Today’s earthquake in Amatrice, Italy prompted the city’s mayor to say, “The town is not here any more!"
There are no sadder words. It is obvious when an earthquake or natural disaster wipes out a place that the future will never be the same. So much is lost when the icons and life of a community are wasted. Desperation seeps in.
Over the summer, I was back in my hometown of Lyons, New York and witnessed another moment of community evisceration that I want to share with you.
I was sitting on the front porch of the house where I had been born and raised, visiting with my 92-year-old mother, when I saw the newspaper “boy” walk up our sidewalk and climb the 12 steps to the porch. He was certainly not the newspaper boy that I had once been when I did the street route with Kevin Maine many, many years ago. Kevin went on to become an English teacher in Virginia’s school system (his son pitched for the New York Mets) and I am with ICF in New York City.
In fact, I recognized this thin, worn-down man. His glasses were bent and smudged. He had stubble on his face, which showed grey patches, and his hair was unkempt and seemed to scream sideways, like Einstein’s. But he had not had the same fate as Einstein, nor Kevin nor Lou Zacharilla.
I recognized Al from high school. He had stayed in town, worked in a factory that made school supplies and managed to stay on the edge, which over time we came to call the working poor. The company closed, and he looked for the work that they all say is “out there” if you just look. Wal-Mart, K-Mart, part-time stacking in hardware stores, seasonal work at the Post Office. Go ahead, name the rest for me. It is a familiar litany in many parts of the world. Al had no choice but to take the job delivering the local newspaper. As a college student, over summers, I both wrote for and sold advertising for that paper. I can tell you, there isn’t a lot of cashflow and revenue there for living wage salaries or for their delivery “boys.”
While it is a familiar story, and one that is evolving into a near-cliché during elections in many nations, it is the storyline for the frustration and apparently irrational behavior of voters and groups.
We spoke about USA’s political race, and he was for Donald Trump.
“Why shouldn’t I vote for Trump?” he said simply and with tense conviction. “Can my life get worse?”
Can my life get worse? is not the question we want our citizens and our neighbors asking in 2016, no matter who they want in office.
A few summers ago I made the front page of that newspaper he carried up my mother’s steps, being cited for my work at ICF. I would like to see a story not about broadband and my efforts next time, but about how new companies are growing there and how a new school and branch campus of Cornell University are being built. Recently there was a report that Lyons had been cited for the restoration of its downtown area. That is at least a start.
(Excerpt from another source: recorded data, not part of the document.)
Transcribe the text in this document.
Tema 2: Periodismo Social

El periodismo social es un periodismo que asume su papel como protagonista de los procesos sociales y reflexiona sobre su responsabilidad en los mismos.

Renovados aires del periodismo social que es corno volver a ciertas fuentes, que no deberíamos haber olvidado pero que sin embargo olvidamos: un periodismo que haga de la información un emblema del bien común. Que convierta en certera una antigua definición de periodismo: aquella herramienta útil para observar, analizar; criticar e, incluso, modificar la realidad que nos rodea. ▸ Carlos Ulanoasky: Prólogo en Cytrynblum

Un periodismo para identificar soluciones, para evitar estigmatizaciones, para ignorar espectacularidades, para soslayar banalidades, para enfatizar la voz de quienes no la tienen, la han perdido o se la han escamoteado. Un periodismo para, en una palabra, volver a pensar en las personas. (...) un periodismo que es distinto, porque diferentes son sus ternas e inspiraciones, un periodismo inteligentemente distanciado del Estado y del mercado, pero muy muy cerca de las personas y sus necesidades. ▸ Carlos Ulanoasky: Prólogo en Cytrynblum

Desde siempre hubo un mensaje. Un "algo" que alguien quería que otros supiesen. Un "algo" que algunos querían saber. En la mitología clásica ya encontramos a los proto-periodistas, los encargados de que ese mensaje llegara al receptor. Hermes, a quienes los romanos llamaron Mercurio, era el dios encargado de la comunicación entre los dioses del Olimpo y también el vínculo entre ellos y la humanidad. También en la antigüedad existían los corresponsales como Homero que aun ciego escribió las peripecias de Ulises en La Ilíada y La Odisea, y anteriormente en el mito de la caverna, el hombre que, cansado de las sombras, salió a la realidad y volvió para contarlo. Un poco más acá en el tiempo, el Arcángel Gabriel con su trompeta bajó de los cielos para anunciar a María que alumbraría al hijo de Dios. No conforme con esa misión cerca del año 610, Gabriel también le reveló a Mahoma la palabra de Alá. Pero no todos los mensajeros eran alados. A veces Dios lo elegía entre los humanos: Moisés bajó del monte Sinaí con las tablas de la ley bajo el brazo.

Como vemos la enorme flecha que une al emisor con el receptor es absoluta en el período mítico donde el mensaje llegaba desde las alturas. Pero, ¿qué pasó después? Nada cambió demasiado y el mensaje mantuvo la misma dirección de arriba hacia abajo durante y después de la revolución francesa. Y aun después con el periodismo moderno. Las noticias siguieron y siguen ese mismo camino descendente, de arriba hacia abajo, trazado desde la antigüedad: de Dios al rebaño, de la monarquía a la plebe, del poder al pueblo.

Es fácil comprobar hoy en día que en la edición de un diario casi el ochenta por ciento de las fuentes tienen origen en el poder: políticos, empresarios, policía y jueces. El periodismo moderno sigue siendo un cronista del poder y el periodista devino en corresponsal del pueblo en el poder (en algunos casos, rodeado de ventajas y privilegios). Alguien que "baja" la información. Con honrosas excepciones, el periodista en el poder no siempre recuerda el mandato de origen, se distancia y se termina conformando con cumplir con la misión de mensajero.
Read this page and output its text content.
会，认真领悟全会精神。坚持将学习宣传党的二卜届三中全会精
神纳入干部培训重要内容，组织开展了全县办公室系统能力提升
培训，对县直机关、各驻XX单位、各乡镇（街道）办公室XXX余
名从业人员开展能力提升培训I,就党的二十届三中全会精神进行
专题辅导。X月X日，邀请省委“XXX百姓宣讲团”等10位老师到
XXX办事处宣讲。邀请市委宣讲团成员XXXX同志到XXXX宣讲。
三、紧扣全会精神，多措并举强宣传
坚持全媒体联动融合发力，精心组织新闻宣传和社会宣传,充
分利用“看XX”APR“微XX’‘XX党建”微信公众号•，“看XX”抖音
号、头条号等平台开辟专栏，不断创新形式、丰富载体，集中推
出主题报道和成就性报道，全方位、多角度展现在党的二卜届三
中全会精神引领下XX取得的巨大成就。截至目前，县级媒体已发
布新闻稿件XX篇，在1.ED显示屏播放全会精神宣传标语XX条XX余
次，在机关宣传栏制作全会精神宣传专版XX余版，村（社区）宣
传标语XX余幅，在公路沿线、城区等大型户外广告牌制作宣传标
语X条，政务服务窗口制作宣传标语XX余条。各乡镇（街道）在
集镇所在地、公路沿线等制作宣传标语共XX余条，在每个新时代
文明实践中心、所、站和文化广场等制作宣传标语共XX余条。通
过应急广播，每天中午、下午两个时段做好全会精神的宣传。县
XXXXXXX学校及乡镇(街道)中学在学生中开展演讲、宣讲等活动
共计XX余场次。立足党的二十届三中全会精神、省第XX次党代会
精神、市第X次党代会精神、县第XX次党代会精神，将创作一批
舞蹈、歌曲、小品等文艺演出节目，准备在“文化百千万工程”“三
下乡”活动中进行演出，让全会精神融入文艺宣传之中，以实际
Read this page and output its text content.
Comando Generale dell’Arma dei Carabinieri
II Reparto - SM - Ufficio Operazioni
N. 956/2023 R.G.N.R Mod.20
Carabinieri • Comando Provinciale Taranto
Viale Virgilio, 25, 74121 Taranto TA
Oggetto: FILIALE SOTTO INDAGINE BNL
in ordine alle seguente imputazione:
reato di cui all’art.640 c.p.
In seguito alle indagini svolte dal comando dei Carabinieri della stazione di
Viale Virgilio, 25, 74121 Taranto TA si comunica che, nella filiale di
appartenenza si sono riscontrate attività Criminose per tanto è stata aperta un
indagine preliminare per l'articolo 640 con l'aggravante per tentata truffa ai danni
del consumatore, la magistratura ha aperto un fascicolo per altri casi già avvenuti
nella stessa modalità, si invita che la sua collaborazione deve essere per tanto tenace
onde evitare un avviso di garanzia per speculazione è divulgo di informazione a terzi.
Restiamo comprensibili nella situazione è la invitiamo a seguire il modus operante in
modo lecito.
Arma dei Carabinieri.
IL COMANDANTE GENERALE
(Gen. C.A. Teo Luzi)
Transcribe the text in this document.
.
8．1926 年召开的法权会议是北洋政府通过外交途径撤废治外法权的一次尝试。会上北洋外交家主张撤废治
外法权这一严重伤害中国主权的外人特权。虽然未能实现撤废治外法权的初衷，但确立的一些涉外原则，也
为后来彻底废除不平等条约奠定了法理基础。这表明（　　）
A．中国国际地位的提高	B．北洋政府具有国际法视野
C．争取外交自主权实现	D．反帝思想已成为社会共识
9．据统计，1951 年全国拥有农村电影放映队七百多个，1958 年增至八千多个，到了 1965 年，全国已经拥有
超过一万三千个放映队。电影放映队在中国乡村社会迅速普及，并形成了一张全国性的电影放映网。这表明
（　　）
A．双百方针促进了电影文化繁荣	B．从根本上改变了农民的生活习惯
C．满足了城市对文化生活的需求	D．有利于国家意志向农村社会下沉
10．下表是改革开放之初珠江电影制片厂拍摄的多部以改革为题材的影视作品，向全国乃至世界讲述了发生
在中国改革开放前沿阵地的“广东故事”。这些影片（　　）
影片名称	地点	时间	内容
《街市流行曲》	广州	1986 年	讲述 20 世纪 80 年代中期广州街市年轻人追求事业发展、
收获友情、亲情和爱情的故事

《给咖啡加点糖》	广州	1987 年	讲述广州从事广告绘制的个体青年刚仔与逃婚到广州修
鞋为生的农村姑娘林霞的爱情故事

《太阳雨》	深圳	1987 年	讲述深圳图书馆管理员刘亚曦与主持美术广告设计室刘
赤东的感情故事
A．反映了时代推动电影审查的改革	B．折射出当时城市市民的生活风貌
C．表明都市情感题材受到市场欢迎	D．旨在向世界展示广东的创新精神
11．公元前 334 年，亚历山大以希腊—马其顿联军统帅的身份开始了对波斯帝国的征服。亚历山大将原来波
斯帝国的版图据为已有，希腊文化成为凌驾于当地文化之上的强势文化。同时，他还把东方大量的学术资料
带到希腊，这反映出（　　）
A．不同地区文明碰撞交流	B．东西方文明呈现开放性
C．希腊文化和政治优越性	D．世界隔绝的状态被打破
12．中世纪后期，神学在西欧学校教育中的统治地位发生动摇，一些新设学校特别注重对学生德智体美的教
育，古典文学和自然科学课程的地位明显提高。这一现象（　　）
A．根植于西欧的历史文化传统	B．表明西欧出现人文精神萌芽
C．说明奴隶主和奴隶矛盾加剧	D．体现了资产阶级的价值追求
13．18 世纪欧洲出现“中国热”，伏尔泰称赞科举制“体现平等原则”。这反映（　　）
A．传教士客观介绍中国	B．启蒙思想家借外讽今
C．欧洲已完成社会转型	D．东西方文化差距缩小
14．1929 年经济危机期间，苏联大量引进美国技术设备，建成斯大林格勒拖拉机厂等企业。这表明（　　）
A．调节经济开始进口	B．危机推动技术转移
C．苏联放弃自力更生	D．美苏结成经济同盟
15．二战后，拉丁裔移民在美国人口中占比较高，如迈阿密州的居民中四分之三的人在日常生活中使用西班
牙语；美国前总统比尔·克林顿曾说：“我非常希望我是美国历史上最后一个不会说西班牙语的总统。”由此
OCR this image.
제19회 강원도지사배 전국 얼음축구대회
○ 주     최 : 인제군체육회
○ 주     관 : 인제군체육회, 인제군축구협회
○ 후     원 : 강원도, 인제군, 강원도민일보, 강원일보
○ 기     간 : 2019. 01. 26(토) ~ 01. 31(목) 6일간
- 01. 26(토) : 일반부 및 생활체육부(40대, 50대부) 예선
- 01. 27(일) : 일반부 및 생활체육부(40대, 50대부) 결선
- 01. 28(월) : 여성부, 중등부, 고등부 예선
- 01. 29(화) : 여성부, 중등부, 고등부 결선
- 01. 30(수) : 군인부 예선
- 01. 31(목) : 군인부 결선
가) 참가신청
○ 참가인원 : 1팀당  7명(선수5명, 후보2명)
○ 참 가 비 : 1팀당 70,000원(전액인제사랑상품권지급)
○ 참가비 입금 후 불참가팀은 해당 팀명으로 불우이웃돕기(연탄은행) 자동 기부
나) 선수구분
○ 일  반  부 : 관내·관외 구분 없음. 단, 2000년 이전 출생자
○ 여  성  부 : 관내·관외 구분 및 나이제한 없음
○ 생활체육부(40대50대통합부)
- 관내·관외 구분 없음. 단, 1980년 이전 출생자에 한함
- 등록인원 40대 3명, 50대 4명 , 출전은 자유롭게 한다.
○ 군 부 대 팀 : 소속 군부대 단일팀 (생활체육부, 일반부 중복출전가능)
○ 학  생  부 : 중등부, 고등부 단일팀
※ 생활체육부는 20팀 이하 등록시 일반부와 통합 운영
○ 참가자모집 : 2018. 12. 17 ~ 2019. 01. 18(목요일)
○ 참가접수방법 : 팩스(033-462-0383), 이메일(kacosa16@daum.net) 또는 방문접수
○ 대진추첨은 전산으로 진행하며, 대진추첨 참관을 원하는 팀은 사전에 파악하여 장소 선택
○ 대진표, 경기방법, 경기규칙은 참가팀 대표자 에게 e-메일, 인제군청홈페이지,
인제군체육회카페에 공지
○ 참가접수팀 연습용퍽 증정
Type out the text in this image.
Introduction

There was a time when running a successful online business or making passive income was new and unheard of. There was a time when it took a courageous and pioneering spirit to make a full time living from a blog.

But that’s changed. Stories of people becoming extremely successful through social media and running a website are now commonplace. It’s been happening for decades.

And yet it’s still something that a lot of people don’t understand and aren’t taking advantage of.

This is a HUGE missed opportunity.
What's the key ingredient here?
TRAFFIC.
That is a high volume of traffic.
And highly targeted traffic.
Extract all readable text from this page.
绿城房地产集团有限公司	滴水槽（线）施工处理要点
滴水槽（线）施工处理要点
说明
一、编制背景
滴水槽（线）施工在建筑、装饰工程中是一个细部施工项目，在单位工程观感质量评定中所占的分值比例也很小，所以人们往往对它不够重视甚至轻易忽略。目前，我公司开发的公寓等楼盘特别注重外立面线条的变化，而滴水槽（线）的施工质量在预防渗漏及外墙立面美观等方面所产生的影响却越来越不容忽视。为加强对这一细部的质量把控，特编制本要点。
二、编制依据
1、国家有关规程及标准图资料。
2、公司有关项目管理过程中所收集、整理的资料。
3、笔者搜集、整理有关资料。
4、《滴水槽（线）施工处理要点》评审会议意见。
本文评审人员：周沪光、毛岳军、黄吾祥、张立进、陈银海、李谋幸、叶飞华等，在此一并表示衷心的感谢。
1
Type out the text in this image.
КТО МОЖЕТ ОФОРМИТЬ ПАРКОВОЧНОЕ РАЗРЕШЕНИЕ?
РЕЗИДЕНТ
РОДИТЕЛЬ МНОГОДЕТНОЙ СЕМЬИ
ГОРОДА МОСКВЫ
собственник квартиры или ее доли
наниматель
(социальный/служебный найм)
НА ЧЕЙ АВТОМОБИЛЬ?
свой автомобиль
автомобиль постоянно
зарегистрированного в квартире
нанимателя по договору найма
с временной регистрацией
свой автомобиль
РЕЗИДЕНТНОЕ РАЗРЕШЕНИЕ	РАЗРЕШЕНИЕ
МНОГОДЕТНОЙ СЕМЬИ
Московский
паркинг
I would like read that Al’s kids or kids like his, rather than peddling drugs down on Broad Street and carrying concealed weapons and getting pinched for DWI, are running for the Town Board of Trustees and running successful insurance businesses.
But for this summer, ICF’s work in places like this, for lives like my mom’s newspaper delivery “boy,” are merely stories that may be relayed at a class reunion, in a bar, perhaps after the mass at St. Michael’s Parish (now consolidated with three other area churches because of the loss of parishioners) and on the occasional front porch after supper. However, the Internet of Cities, and the great hope that once defined the towns along the barge routes of the Erie Canal, are either fiction or history. Ancient history and rich peoples’ dreams.
Better to build a wall to keep what is left of the past there before the town completely goes away. For me, the village will always be there, and I will never stop trying to deliver better news to tear down that invisible wall that is rising and being fortified with seething despair and anger.